好きな人と、そうでない人に分かれる作品だと思う。

『きことわ』を読んだ時の、不思議な時間感覚が忘れられなくて、ずっと文庫化することを待っていた作品なので、嬉しい。

書くこと、読むこと、から飛び出した何かがふらりふらりと、様々なカタチを取りながら彷徨い流れてゆく。
川と海は違う。
「行く河の流れは絶えずして、しかも元の水にあらず。」読みながら、『方丈記』冒頭を思い出した。

百年、の好きな人だ。

「潜音」ひそみね、という語にどきどきする。

そして、カタチはまた書くこと、読むことに収束してゆく。うーむ、面白い。

言葉が恭しく祭り上げられて、顧みられないまま進んでいく小説は嫌いだ。
けれど、形を為しては崩れてゆく世界を追うことは不思議なほど、不快でなかった。

また、堀江敏幸との対談!
ここで堀江敏幸が出てくることが、私にはニヤニヤまさに生唾ものであった。

2014/08/15 22:02

投稿元:ブクログ

異世界。きことわとはまた違う雰囲気だが、夢の中にいるような感覚は、共通していると感じた。文語と口語が混ざっていて、使っている言葉の種類が多い。存在するものもしないものもすらすら言語化されていて、言葉ってこんなに自在なのかと驚いた。

2014/06/19 04:16

投稿元:ブクログ

少しも読み進めることのできない本を手にした、正体の分からない語り手の独白から始まる。
意識に浮かぶとりとめもない言葉をただつらつらと並べたようなそれに、『徒然草』の序文のフレーズを思い浮かべた。その意味する通りに、「なんだかおかしな気持ちになってくる」ような、不思議な小説だった。
流れるのは、水か、意識か、時か、言葉か。

舟を運ぶ川の流れ、傘を伝う雨の流れ、常に傍には水が流れていた。
前半の「もののけになるか、おにになるか」、「ひとになるのでなかった」というあたりは、もしかしたら人が人になる前、胎内で、得体の知れない塊(または魂)として漂っている時のことを言っているのではないだろうか。
それがいつしか舟頭となり、川を下っていく。この「川」は、もしかすると「三途の川」なのかもしれない。

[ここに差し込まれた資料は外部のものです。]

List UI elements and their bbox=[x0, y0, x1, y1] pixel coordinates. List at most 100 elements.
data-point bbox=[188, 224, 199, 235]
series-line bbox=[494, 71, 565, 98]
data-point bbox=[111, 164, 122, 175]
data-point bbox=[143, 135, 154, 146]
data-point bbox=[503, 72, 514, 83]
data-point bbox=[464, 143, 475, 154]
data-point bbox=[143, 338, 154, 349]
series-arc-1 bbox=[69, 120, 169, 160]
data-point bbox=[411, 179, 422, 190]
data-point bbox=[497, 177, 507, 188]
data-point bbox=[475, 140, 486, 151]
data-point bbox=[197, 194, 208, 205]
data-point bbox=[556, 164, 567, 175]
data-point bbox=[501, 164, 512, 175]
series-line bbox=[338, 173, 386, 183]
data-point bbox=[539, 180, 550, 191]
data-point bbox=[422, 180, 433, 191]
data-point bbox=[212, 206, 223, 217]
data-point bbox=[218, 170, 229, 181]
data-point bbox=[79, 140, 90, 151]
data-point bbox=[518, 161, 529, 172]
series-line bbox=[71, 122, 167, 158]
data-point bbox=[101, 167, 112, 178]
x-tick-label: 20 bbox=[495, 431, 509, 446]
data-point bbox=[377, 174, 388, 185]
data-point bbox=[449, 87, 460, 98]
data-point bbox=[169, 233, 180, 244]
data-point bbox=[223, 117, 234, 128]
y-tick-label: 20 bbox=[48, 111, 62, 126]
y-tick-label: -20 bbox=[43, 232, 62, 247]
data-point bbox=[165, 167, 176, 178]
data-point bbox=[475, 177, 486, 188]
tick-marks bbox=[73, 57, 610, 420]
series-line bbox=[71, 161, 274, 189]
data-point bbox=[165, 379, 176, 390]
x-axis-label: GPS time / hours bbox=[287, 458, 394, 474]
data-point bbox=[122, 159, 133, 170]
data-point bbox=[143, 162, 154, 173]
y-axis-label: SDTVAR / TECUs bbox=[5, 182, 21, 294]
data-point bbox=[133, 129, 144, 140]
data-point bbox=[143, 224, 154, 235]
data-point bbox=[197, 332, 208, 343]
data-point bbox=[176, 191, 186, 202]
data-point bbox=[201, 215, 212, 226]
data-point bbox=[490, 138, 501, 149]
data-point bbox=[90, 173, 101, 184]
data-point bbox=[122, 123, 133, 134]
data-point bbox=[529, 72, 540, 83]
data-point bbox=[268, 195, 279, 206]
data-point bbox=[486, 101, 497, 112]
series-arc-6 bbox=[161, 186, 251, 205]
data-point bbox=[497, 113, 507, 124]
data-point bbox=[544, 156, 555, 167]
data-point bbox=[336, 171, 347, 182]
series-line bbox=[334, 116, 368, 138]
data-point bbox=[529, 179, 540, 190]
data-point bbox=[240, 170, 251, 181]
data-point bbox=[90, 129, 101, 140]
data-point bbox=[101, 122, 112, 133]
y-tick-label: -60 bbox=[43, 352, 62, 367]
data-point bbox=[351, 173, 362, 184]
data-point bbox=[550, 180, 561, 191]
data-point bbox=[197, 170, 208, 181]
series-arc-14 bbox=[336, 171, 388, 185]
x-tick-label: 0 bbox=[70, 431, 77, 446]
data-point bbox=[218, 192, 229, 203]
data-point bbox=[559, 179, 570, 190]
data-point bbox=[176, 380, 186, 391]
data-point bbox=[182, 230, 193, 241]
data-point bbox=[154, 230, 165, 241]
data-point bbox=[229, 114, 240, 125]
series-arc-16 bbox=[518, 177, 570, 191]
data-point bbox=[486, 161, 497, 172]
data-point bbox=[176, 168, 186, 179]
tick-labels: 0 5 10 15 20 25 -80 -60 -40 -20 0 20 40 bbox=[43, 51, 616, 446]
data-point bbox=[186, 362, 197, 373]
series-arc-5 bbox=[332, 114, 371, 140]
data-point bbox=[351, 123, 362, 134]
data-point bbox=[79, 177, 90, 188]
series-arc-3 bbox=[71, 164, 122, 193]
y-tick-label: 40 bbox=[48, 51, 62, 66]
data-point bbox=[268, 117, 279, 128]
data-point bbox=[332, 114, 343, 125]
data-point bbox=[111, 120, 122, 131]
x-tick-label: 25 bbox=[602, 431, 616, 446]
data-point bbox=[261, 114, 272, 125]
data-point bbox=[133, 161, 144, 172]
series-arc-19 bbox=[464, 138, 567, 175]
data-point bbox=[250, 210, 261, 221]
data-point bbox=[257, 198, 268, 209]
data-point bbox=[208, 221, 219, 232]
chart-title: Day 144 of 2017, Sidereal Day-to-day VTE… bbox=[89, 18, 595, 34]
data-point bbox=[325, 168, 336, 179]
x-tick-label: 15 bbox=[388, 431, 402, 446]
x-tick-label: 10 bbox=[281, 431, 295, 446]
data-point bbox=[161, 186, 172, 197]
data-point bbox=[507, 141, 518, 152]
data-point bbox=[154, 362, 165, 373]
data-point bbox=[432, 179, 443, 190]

羊水の海に浮かんでいた魂が、やがて三途の川の岸辺に辿り着く。

流れているのは、そうした人の「魂」そのものなのかもしれない。

2015/07/04 17:28

投稿元:ブクログ

難解。読めない本に初めて出会った。これを理解できるようになるにはもっと読書量を増やさないといけないなと思った。

2014/12/06 14:29

投稿元:ブクログ

古く、新しく、美しい文体の捉えどころのない物語。散文が偶然につながっていったような。自分にはちょっと難しすぎたかも。

2015/11/26 23:31

投稿元:ブクログ

再読。水水しく、清艶にして典雅な言葉の連なりを目と口と耳で味わう甘美なひととき。 呼び起こされたむかしの言葉はいまの言葉と手を取りあい、かろやかになめらかに時間の膜をくぐり抜けては遊びに興じる。いくたびも形を失くし、形を変え、流れ落ちていくが、それは水平方向の落下であり浮上をともなうが故に、愉悦と快楽をもたらす。
水が水に流れていくのならばまた言葉も言葉に流れていくのだろう。私は流れた跡に目を凝らす。ぼんやりとした輪郭さえとらえきれないうちに消えていくが、私の胸には生まれたばかりの唇の痕跡が金魚のように泳ぎ回っている。
《2015.11.10》

2016/07/16 18:26

投稿元:ブクログ

一語提示されるたび、イメージがまたたき、風景ががらりと変わっていく。単語レベルでの力強さが大きな文脈を舵取っていくような小説であり、読み応えはある。